Une ascension fulgurante dans les airs
Dans les années 1970, un jeune entrepreneur nommé Alfred Dellentash s’installe à Los Angeles et crée un empire de location d’avions privés. Rapidement, il attire l’attention des plus grands groupes de rock, de Rolling Stones à KISS, qui réservent ses Convair, hélicoptères et même un Boeing 707 pour leurs tournées mondiales. Ce qui apparaît au premier regard comme un simple service de luxe dissimule pourtant une double activité bien plus sombre.
Le pont entre rock et narcotrafic
Dellentash profite de la mobilité offerte par ses avions pour devenir l’intermédiaire privilégié du baron de la drogue Pablo Escobar et du syndicat mafieux Gambino. Il transporte des cargaisons de cocaïne depuis la Colombie jusqu’aux métropoles américaines, utilisant les concerts comme couverture idéale. Son réseau devient alors la plus vaste « route aérienne » du trafic illicite de l’époque, mêlant glamour, musique et crime organisé.
Une double identité soigneusement cachée
Pour éviter d’attirer les regards, Dellentash multiplie les pseudonymes et même une prétendue chirurgie d’identité, selon certaines rumeurs. Les autorités, convaincues de son implication, le traduisent en justice en 1984 pour conspiration criminelle. Malgré un procès retentissant, il ne purge qu’une fraction de sa peine, libéré après seulement cinq ans.
Après le jugement : le voile se lève
Quatre décennies plus tard, à 66 ans, il rencontre un journaliste dans un showroom automobile de Los Angeles. Vêtu d’une chemise hawaïenne colorée et de chaussures italiennes brillantes, il apparaît à la fois énigmatique et détendu. Son passé reste cependant compartimenté : il décrit son histoire comme un « coin d’ombre » qu’il garde soigneusement fermé.

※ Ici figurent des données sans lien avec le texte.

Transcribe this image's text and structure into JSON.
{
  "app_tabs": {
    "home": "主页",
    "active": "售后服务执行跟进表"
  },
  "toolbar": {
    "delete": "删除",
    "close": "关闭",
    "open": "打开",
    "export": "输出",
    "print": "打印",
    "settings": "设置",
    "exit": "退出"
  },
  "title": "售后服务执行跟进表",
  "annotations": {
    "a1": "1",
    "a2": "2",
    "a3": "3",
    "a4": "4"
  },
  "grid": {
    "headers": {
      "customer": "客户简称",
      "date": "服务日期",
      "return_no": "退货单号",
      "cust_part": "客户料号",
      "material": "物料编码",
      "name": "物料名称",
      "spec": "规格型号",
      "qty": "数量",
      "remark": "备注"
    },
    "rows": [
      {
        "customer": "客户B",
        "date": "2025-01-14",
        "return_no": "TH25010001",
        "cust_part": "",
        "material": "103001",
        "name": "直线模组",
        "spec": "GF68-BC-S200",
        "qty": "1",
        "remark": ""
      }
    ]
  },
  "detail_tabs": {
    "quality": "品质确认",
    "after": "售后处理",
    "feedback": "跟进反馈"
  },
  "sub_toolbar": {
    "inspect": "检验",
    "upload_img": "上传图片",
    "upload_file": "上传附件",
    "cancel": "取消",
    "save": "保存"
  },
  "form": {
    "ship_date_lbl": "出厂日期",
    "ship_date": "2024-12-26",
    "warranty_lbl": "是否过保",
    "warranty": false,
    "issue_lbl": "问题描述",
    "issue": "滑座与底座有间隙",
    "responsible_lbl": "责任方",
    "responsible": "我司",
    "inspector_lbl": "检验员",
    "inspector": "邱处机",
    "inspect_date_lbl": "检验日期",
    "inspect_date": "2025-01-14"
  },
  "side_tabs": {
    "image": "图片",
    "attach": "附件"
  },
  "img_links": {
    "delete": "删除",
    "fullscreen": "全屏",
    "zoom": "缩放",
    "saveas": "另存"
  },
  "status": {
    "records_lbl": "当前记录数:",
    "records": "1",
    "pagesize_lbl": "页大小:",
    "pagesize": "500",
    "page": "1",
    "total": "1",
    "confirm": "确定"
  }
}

Le témoignage d’un témoin inattendu
Une collègue, Susan, raconte une anecdote où Dellentash a désarmé un client agressif d’un simple crochet de bras, illustrant son mélange d’autorité et de sang-froid. D’autres collaboratrices évoquent les modèles Playboy qui peuplaient ses cabines, prouvant que son entreprise était un véritable spectacle, à mi‑chemin entre la publicité de luxe et le pistolet de la contrebande.

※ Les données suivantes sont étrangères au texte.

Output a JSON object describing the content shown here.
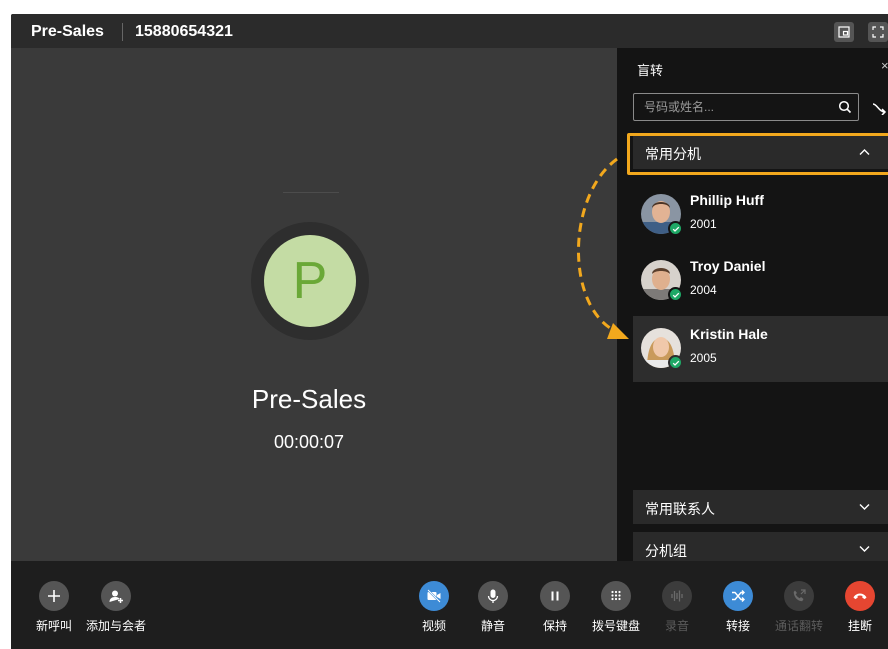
{
  "header": {
    "name": "Pre-Sales",
    "number": "15880654321"
  },
  "call": {
    "avatar_letter": "P",
    "name": "Pre-Sales",
    "timer": "00:00:07"
  },
  "transfer_panel": {
    "title": "盲转",
    "close": "×",
    "search_placeholder": "号码或姓名...",
    "groups": {
      "favorites": "常用分机",
      "contacts": "常用联系人",
      "ext_groups": "分机组"
    },
    "contacts": [
      {
        "name": "Phillip Huff",
        "ext": "2001"
      },
      {
        "name": "Troy Daniel",
        "ext": "2004"
      },
      {
        "name": "Kristin Hale",
        "ext": "2005"
      }
    ]
  },
  "toolbar": {
    "new_call": "新呼叫",
    "add_participant": "添加与会者",
    "video": "视频",
    "mute": "静音",
    "hold": "保持",
    "dialpad": "拨号键盘",
    "record": "录音",
    "transfer": "转接",
    "flip": "通话翻转",
    "hangup": "挂断"
  },
  "colors": {
    "highlight": "#f2a81d",
    "online": "#1ea866",
    "hangup": "#e64631",
    "transfer_active": "#3d8bd6",
    "video_active": "#3d8bd6",
    "avatar_bg": "#c4dca4",
    "avatar_text": "#6aa837"
  }
}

Un personnage qui défie les théories du complot
Alors que des théoriciens du complot tentent de le rattacher à l’enlèvement de D.B. Cooper, aux opérations secrètes de la CIA en Amérique du Sud, voire aux attentats du 11 septembre, aucune preuve ne vient étayer ces spéculations. Ce qui reste incontestable, c’est que Dellentash a su allier audace, charisme et sens des affaires pour devenir une figure quasi‑mythique du sous‑sol sous la musique rock américaine.
Son récit, désormais partagé après des décennies de silence, offre un aperçu rare d’un monde où les jets privés servaient de ferroutage clandestin, où les stars se mêlaient aux trafiquants, et où une identité pouvait être remodelée par la simple volonté de rester invisible.